Configuring your email program to automatically return "Out of Office" notifications to email senders is good for internal mail system users, but it can provide confirmation of an email address to a spammer, if permitted to leave the corporate network. Configure your message replies to recognize only trusted domain addresses or block your notifications outbound at the firewall.

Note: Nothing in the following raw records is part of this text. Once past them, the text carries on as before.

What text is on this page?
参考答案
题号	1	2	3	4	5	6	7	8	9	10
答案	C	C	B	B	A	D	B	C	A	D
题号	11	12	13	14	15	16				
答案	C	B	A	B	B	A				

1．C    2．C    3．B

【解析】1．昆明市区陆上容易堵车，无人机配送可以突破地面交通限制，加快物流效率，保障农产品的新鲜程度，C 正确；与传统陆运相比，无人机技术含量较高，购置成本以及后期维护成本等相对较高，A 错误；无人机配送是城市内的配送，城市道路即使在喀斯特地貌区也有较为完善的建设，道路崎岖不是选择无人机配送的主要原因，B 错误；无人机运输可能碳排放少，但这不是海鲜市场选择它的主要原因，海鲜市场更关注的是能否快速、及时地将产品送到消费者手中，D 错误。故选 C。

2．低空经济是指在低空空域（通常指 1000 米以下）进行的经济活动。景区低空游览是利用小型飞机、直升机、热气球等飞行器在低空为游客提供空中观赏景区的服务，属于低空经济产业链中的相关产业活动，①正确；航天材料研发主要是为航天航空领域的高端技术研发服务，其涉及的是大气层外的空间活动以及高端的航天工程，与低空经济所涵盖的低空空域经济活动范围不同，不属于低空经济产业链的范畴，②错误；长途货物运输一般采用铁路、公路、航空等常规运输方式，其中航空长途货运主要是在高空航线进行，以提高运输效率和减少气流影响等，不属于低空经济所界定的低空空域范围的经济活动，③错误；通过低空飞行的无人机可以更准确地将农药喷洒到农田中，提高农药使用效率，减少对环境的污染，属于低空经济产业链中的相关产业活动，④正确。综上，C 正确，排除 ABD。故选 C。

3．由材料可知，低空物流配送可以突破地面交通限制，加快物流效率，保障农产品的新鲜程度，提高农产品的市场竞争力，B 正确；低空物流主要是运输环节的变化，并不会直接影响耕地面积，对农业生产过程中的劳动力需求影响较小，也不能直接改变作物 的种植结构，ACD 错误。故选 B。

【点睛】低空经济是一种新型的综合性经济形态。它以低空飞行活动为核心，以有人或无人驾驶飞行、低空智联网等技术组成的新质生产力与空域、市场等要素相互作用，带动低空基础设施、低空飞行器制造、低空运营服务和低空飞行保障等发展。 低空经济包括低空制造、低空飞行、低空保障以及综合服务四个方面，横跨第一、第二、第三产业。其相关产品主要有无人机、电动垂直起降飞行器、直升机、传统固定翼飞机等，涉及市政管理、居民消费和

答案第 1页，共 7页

For home users, never say you are not home, but rather "away from the computer right now", and don't specify for how long. You don't want to advertise your absence.
September 6, 2014

Do not write your password down and leave it near your computer

Writing your password on a 'sticky-note' and sticking it on your monitor makes it very easy for people who regularly steal passwords to obtain yours. Hiding it under your keyboard or mouse pad is not much better, as these are common hiding places for passwords. However if you must write something down, jot down a hint or clue that will help jog your memory or store the written password in a secure, locked place.
September 5, 2014

Just because your company's spam filter, virus filter and other defenses let an email through, doesn't mean it's harmless

Last year, one organization narrowly avoided a virus infestation. Alerts led them to the email in-boxes of the virus authors. To sneak in a virus, hackers used encrypted zip files, which went past filters because they couldn't be scanned. The organization caught it with the very last line of defense — desktop antivirus software, which triggered after the users had plugged in the password to see the zip file contents! Had the bad guys written something new, instead of using off-the-shelf script kiddie code that was in standard pattern files, there could have been a major outbreak. Long story short: End-user awareness about email and attachments is every bit as important as antivirus filters and firewalls. EVERY USER is an important part of hacker defense!
September 4, 2014

Print out important documents

A digital photography expert told me that CDs are expected to "live" for up to ten years. I want kids—and maybe grandkids—to see photos, so I print the best ones. Same goes for documents: print important files so that they are accessible in future decades. Of course, you want to back up these files too.
September 3, 2014

Be better than James Bond

In Casino Royale, Bond chooses a password to protect a multi-million pound money transfer. What does he choose? His girlfriend's name - doh! Why bother torturing him when you could just guess his cunning plans? We can all do better than that. For most situations a password should be 8 characters long and be a mixture of letters, numbers and other characters and it should conform to company policy. It should not be a word you would find in a dictionary, the name of your spouse, partner, child, pet, favorite band or any of these followed by a single digit. Use common sense - Razorlight1 isn't a good choice if you have a poster of the band behind your desk.